Fachkräftemangel 10.05.2023, 09:52 Uhr

Ohne Fachkräfte keine Zukunft: Warum Deutschland auf Einwanderung angewiesen ist

Der Fachkräftemangel ist ein anhaltendes Problem in Deutschland und betrifft insbesondere die Bereiche Ingenieur- und Informatik. Der VDI startet nun ein Pilotprojekt, um ausländische Ingenieur*innen besser zu integrieren.

Fachkräftemangel

Zuwanderung als Antwort auf den Fachkräftemangel?

Foto: PantherMedia / Gorodenkoff

Mit 170.300 unbesetzten Stellen im Bereich der Ingenieurswissenschaften verschärft sich die Situation auf dem Arbeitsmarkt enorm. Es herrscht ein Mangel an Bauingenieurinnen, Informatikerinnen und Elektrotechnikingenieur*innen, was sich in allen Bereichen bemerkbar macht. Öffentliche Bauprojekte können nicht vorangetrieben werden und Digitalisierungsprojekte bleiben auf der Strecke. Im Maschinenbau fehlen Ingenieure. Selbst für die Windenergiebranche stellt der Fachkräftemangel ein enormes Problem dar. Mit anderen Worten: für die Industrie ist der Fachkräftemangel das Problem Nr. 1.
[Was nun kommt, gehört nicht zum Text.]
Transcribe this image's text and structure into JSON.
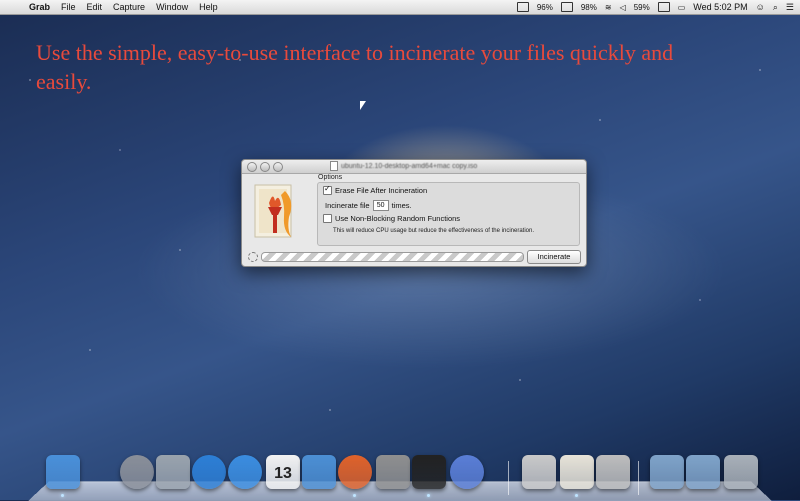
{
  "menubar": {
    "apple_icon": "apple-icon",
    "app_name": "Grab",
    "items": [
      "File",
      "Edit",
      "Capture",
      "Window",
      "Help"
    ],
    "status": {
      "battery_pct_1": "96%",
      "battery_pct_2": "98%",
      "battery_main": "59%",
      "clock": "Wed 5:02 PM"
    }
  },
  "headline": "Use the simple, easy-to-use interface to incinerate your files quickly and easily.",
  "window": {
    "title": "ubuntu-12.10-desktop-amd64+mac copy.iso",
    "options_label": "Options",
    "erase_label": "Erase File After Incineration",
    "erase_checked": true,
    "incinerate_prefix": "Incinerate file",
    "times_value": "50",
    "incinerate_suffix": "times.",
    "nonblocking_label": "Use Non-Blocking Random Functions",
    "nonblocking_checked": false,
    "note": "This will reduce CPU usage but reduce the effectiveness of the incineration.",
    "button_label": "Incinerate"
  },
  "dock": {
    "items": [
      {
        "name": "finder",
        "color": "#4a90d9"
      },
      {
        "name": "launchpad",
        "color": "#8a8f99"
      },
      {
        "name": "mission-control",
        "color": "#9aa3ad"
      },
      {
        "name": "app-store",
        "color": "#2d7fd6"
      },
      {
        "name": "safari",
        "color": "#3b8de0"
      },
      {
        "name": "calendar",
        "color": "#f2f2f2",
        "date": "13"
      },
      {
        "name": "xcode",
        "color": "#4c8fd4"
      },
      {
        "name": "cleaner",
        "color": "#e0622a"
      },
      {
        "name": "system-preferences",
        "color": "#8f8f8f"
      },
      {
        "name": "terminal",
        "color": "#222222"
      },
      {
        "name": "itunes",
        "color": "#5a7ed6"
      },
      {
        "name": "preview",
        "color": "#c9c9c9"
      },
      {
        "name": "incinerator",
        "color": "#e7e3d8"
      },
      {
        "name": "automator",
        "color": "#bdbdbd"
      },
      {
        "name": "folder-applications",
        "color": "#7fa3c9"
      },
      {
        "name": "folder-downloads",
        "color": "#7fa3c9"
      },
      {
        "name": "trash",
        "color": "#a9b0b8"
      }
    ]
  }
}
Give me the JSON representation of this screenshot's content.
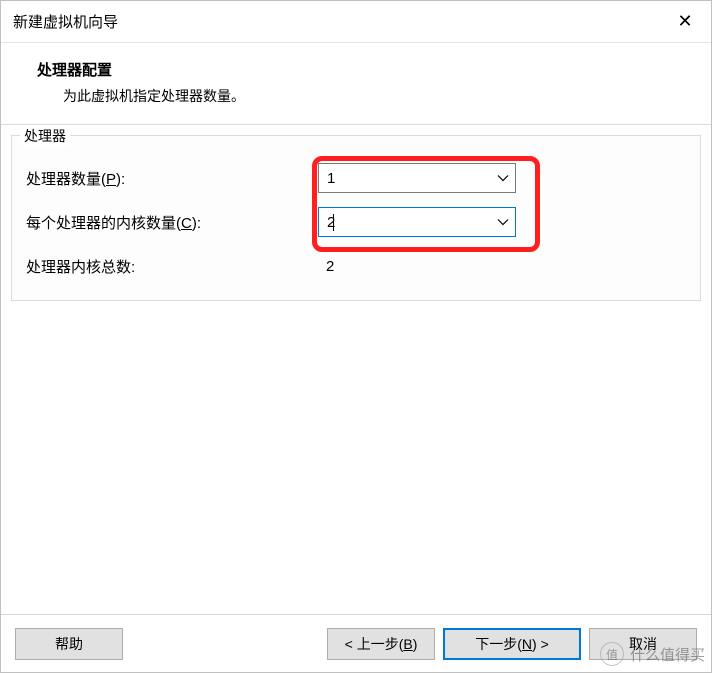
{
  "title": "新建虚拟机向导",
  "header": {
    "title": "处理器配置",
    "subtitle": "为此虚拟机指定处理器数量。"
  },
  "group": {
    "title": "处理器",
    "processors": {
      "label_pre": "处理器数量(",
      "mnemonic": "P",
      "label_post": "):",
      "value": "1"
    },
    "cores": {
      "label_pre": "每个处理器的内核数量(",
      "mnemonic": "C",
      "label_post": "):",
      "value": "2"
    },
    "total": {
      "label": "处理器内核总数:",
      "value": "2"
    }
  },
  "footer": {
    "help": "帮助",
    "back_pre": "< 上一步(",
    "back_mn": "B",
    "back_post": ")",
    "next_pre": "下一步(",
    "next_mn": "N",
    "next_post": ") >",
    "cancel": "取消"
  },
  "watermark": {
    "badge": "值",
    "text": "什么值得买"
  }
}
Ohne qualifizierte Fachkräfte, wird es schwierig, Innovationen voranzutreiben und die Wettbewerbsfähigkeit der deutschen Wirtschaft zu erhalten. Dazu kommt noch die Tatsache, dass die Zahl der Studienanfänger in der ingenieurwissenschaftlichen Kernflächen massiv abnimmt.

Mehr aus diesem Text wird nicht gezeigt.